Buying Guide • Fume Extraction

Do I Need Fume Extraction? (And Which System)

Solder fume is a genuine health hazard and a legal duty to control. This guide explains why, what the law expects, and how to choose the right extraction for your bench or production line.

Grove Sales • Buying Guide

1.Why solder fume is a hazard

The smoke that rises when you solder isn't harmless — it's a fine cloud of rosin (colophony) flux fume and metal particulate. Rosin-based solder flux fume is one of the most common causes of occupational asthma in the UK, and once someone is sensitised the effect can be permanent. Lead-free alloys such as SAC305 don't remove the risk: they still release tin and other particulate that are respiratory hazards.

The danger isn't the occasional whiff — it's regular, uncontrolled exposure at the bench. The good news is that it's straightforward and inexpensive to control at source.

2.Your legal duty (COSHH)

In the UK, the Control of Substances Hazardous to Health Regulations 2002 (COSHH) require employers to prevent or adequately control exposure to substances hazardous to health — and solder fume is explicitly one of them. For soldering, the expected control is local exhaust ventilation (LEV): capturing the fume at source before it reaches the operator's breathing zone.

  • The extraction nozzle should be within about 150 mm of the soldering point for effective capture.
  • A written COSHH assessment must be in place for the flux and solder you use.
  • Under COSHH Regulation 9, LEV systems must be thoroughly examined and tested by a competent person at least every 14 months.

3.Types of extraction

3.1Tip extraction

Extraction built into or right beside the iron, capturing fume at the tip — the point of highest capture efficiency. Ideal for individual irons and where bench space is tight. Best where an operator solders continuously at one iron.

3.2Bench-top & arm extraction

A flexible arm and nozzle positioned over the work area, drawing fume away from the operator. Versatile for a single busy bench doing varied work, and easily repositioned for different tasks. The most common choice for a professional electronics bench.

3.3Volume extraction (multi-operator)

Larger, ducted systems that serve several benches or operators from one unit — the right approach for a production line or a room with multiple soldering stations. Sized to the number of operators and the duty cycle.

3.4Fume cabinets & specialist processes

Enclosed fume cabinets contain and extract fume for specific processes. Beyond soldering, Donaldson BOFA also make application-specific systems for laser marking, printing, additive manufacturing and mechanical processes — if your process isn't standard hand-soldering, talk to us about the right unit.

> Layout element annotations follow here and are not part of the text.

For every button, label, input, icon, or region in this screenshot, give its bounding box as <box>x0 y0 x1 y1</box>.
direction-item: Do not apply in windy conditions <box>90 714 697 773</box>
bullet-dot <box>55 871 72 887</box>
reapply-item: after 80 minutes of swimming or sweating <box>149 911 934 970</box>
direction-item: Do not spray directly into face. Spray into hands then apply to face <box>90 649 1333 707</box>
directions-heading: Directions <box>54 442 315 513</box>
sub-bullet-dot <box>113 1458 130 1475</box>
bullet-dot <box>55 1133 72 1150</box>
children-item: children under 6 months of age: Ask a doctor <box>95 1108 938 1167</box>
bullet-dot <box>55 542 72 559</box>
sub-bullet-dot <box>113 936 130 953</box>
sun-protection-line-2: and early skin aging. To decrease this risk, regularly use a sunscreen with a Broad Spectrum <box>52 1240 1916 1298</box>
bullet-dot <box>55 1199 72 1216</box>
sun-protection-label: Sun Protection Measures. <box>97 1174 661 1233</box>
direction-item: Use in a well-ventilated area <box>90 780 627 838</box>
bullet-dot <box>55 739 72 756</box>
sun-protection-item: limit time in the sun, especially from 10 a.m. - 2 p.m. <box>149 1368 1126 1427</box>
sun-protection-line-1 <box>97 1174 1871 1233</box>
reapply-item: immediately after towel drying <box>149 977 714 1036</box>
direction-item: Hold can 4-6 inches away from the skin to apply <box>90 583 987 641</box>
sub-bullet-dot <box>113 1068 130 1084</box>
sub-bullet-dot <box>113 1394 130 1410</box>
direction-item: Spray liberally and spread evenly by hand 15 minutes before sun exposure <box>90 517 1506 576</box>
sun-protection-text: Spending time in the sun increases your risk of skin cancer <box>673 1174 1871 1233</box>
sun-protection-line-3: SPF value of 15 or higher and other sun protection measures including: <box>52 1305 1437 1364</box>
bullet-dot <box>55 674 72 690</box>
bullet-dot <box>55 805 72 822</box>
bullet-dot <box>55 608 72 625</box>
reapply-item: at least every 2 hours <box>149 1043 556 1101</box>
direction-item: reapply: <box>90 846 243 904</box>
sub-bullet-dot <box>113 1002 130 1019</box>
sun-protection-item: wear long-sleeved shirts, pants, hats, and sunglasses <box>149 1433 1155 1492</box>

4.Which system for which setup

Your setupRecommended extraction
Single iron / occasional solderingTip extraction
One busy professional benchBench-top arm or small volume unit
Multiple benches / production lineDucted volume extraction system
Specialist process (laser, printing, etc.)Application-specific BOFA unit

5.Why filters matter

An extraction system is only as good as its filter. Most units combine a pre-filter, a HEPA particulate filter and a gas/carbon filter to capture both the particulate and the gaseous, odorous components of solder fume. Filters are consumables: as they load up, capture drops, so they must be replaced on schedule. A blocked or exhausted filter means little or no protection — even if the unit still runs.

6.LEV testing & compliance

Buying extraction is only half of your COSHH duty — you must also keep it working and prove it. Under COSHH Regulation 9, every LEV system must be thoroughly examined and tested at least every 14 months by a competent person, with records kept. This confirms the system still captures fume effectively and protects your staff.

Grove Sales offers a fully compliant LEV testing service — we examine, test and certify your extraction and give you the documentation you need for audits and inspections.

7.Common questions

Is solder fume really that harmful?
Yes. Rosin flux fume is a recognised cause of occupational asthma, and controlling it is a legal duty under COSHH — not optional.

Do I still need extraction for lead-free solder?
Yes. Lead-free removes the lead, but the flux fume and metal particulate hazards remain, so extraction is still required.

How close does the nozzle need to be?
Within about 150 mm of the soldering point. Capture efficiency falls off quickly with distance.

How often must LEV be tested?
At least every 14 months under COSHH Regulation 9 — and Grove Sales can carry out that testing for you.